In the context of automated webscraping, this step is essentially irrelevant to the a webscraper script. It doesn't need to see a pretty version of the data. In fact, the data made fit for human viewing and interaction is almost always less structured than it is in its raw form.

However, you – the human programmer – will find it helpful to actually look at the resulting page in order to figure out how the structure and context of the webpage and its data.

Wikipedia's formatted search terms

The browser, after receiving the Javascript (JSON) array of suggested search terms, iterates through it and outputs them in a nicely-formatted, clickable dropdown list:

Return to chapter outline

The scraping roadmap

From here on out, our discussion of web scraping will focus on two things:

Examining what the webpage expects from the user and what it shows the user: 1 and 6
Processing the data being sent or received by the browser: Steps 3 and 5

The next four chapters in this book are meant to be read in order and are devoted to the theory, technique, and programming needed to write web-scrapers.

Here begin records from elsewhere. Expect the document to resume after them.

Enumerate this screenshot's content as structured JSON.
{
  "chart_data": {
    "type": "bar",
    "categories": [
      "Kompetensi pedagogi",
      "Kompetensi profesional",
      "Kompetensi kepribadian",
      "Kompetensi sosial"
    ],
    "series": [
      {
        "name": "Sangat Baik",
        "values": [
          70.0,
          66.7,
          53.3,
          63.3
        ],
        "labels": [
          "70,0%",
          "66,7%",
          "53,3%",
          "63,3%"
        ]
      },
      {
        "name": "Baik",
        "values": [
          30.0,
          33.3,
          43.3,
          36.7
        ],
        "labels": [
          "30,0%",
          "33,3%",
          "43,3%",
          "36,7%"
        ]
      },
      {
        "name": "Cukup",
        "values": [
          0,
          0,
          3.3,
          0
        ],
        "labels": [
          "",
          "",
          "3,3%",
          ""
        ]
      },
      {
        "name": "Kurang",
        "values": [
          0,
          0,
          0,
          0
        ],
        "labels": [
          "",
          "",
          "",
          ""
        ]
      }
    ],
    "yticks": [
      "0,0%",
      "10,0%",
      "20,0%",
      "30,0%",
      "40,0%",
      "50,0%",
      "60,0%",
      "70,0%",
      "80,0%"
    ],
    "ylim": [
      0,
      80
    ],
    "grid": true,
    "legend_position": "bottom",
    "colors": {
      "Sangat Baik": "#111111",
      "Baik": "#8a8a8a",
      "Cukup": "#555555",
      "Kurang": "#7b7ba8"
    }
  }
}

I realize that makes this whole enterprise sound ridiculously complex. But it covers some Web basics for those who aren't web designer/developer-types and I wanted to break the techniques down into discrete steps. I also hope to provide enough examples so that you can figure out virtually every kind of publicly-facing website:

Meet Your Web Inspector – This built-in tool makes it easy to read the structure of web pages.
Inspecting a Webpage's Traffic – Use the web inspector to see the incoming and outgoing traffic from a webpage.
Parsing HTML with Nokogiri – Quickly process a webpage's HTML and extract its data with the Nokogiri gem
Writing a Web Crawler – Use your knowledge of HTML parsing and web inspection to programmatically navigate and scrape websites.

The first two chapters do not involve Ruby code. If you aren't into programming, these two chapters still may be very useful to you.